Section 3(k) of the Patents Act, 1970 excludes mathematical methods, business methods, algorithms and computer programmes per se from patentable subject matter.This provision has been a boon for software firms and coders by ensuring that India is free from the patent battles in the software arena fought in other parts of the world.

This provision has withstood many covert and overt attempts at changing it or diluting it at the behest of the multi national patent holders. Steps were taken to change this law by an amendment in 2005 and to circumvent the exclusion by means of clauses in the draft Manual of Patent Office Practice and Procedure issued in 2008. None of these succeeded, thankfully.

The proposal for amendment did not succeed as the legislature firmly objected to the proposal to extend patentability to computer programs with “technical application to industry” in the Patent Amendments Bill, 2005 for the reason that the amendment will only benefit Multinational Corporations. The Patent Manual, on the other hand, was finalized in 2011 after extensive consultations with stakeholders and the Manual categorically states that patent applications related to mathematical methods, business methods and algorithms, even if it describes technological development are considered to be not patentable. The legislature inspired by the generic pharmaceutical industry story wanted to do the same for software.

The spectre of software patents has now re-emerged, thanks to the “Guidelines for Examination of Computer Related Inventions (CRIs)” issued by the Patent Office on August 21, 2015. The new guidelines, although ostensibly issued with the aim to foster uniformity and consistency in the examination of CRI applications have completely reversed the position in the 2011 Patent Manual and gone against the provisions in Section 3(k) of the Act by allowing for patenting of computer programmes and even mathematical methods. No wonder the likes of Business Software Alliance and USIBC welcomed this change. The 2015 Guidelines state that so long as a computer program is not claimed “in itself”, but is claimed in such a manner as to establish industrial applicability while fulfilling all other patentability criteria, the patent should not be denied. Thus, the expansion of patentability of software based on “technical application to industry” that the legislature prevented in 2005 has now been allowed through the back-door.
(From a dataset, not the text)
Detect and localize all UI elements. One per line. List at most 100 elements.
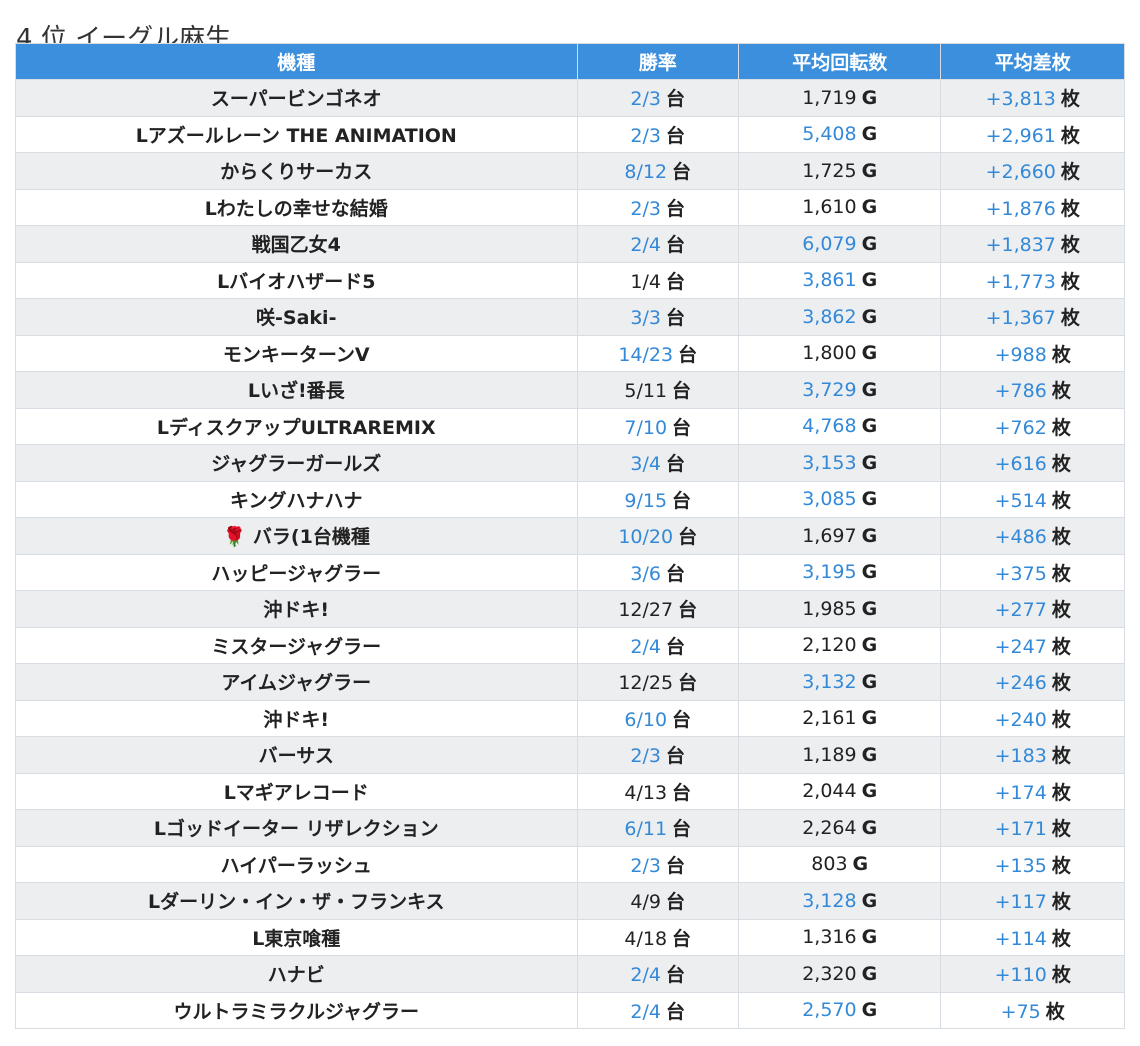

The new guidelines, by interpreting Section 3(k) in a manner that allows for granting of patents in the area of software, could result in programmers and startups having to write code in perpetual fear of infringing on some patent or the other. Boundaries of protection claimed by Software patents are often hazy and this results in patents in the area of software being the most litigated.

It is essential to take urgent steps to ensure that these guidelines are recalled so that Indian companies and developers can continue to innovate and write code without fear of being dragged into courtrooms for patent infringement.